Georgia Voices: The State Budget
by the Macon Telegraph
March 20, 2010 01:00 AM | 800 views | 0 0 comments | 9 9 recommendations | email to a friend | print
This is not a good time for public education in Georgia. The state's 128,000 teachers are worried that state lawmakers - the same ones who got us in this mess - will try to balance the state's budget on their backs. They have reason to worry. Public education has not been on state lawmakers' priority list. While many Republican candidates for governor crisscross the state, some former and present legislators, touting how they had a hand in balancing the state budget without a tax increase - on closer inspection - they should be ashamed. While many states are looking to furlough teachers during the upcoming budget cycle, only Georgia and Hawaii furloughed teachers in the 2009-2010 cycle. State Department of Education leaders predict lawmakers will strip another $1 billion from K-12 education for the 2010-2011 budget cycle, bringing to light that in good times and bad, education gets short shrift.

But now the lawmakers' shortsightedness - handing out tax breaks to industry while using unrealistic growth statistics to set budgets - has come home to roost and they are grasping at every straw - including cutting the number of Superior Court judges. (How many motions will be filed complaining about the lack of a speedy trial?) Such a move wouldn't save the estimated $19 million the plan's sponsor is predicting. Those savings would quickly disappear once the roughly $55 a day it costs to keep someone behind bars at our Law Enforcement Center and other jails around the state is calculated. All such a move would do is cost shift the expense from the state to local governments - something lawmakers have become very good at.

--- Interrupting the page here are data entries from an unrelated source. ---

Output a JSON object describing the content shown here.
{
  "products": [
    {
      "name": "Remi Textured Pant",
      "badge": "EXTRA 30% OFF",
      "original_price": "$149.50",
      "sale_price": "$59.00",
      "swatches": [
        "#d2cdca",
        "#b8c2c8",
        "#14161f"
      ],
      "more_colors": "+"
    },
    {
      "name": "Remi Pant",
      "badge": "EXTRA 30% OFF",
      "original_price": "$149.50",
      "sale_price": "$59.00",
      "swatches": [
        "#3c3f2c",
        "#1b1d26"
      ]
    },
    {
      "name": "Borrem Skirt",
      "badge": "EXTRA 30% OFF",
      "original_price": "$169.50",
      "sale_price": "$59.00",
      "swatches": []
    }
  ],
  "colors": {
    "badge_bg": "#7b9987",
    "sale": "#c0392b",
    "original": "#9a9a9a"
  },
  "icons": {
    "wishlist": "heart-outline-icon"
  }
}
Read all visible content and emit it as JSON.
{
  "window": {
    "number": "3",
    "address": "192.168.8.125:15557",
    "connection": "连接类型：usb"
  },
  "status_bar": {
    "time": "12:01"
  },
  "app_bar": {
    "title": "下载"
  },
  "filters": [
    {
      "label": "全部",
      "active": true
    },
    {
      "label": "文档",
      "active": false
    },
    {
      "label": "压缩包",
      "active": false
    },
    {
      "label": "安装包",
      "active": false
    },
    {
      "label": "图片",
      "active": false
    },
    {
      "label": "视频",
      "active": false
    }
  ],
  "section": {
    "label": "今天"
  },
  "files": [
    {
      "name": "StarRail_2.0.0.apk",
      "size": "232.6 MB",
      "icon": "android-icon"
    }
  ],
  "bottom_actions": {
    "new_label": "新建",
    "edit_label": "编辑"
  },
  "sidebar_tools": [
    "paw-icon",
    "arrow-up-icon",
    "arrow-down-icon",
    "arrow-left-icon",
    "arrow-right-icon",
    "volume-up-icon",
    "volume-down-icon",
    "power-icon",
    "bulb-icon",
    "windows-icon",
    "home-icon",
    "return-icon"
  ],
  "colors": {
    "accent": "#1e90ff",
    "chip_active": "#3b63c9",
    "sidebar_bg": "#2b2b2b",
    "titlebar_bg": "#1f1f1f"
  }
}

For example, the state can close down its mental health facilities. That doesn't mean there are fewer people with mental issues, it just means they are housed on the counties' dime and not the state's. Lawmakers are down to throwing ideas on a wall and hoping some of them stick. The idea to cut an additional $300 million from higher education fell like a lead duck. With the state looking at a huge shortfall in the 2010-11 budget, more than $2 billion, looking down the road not too far reveals a deficit twice that amount.

None of the cuts will be easy. Lawmakers can deflect and say they have no choice if they want to, but voters need not forget how we got here.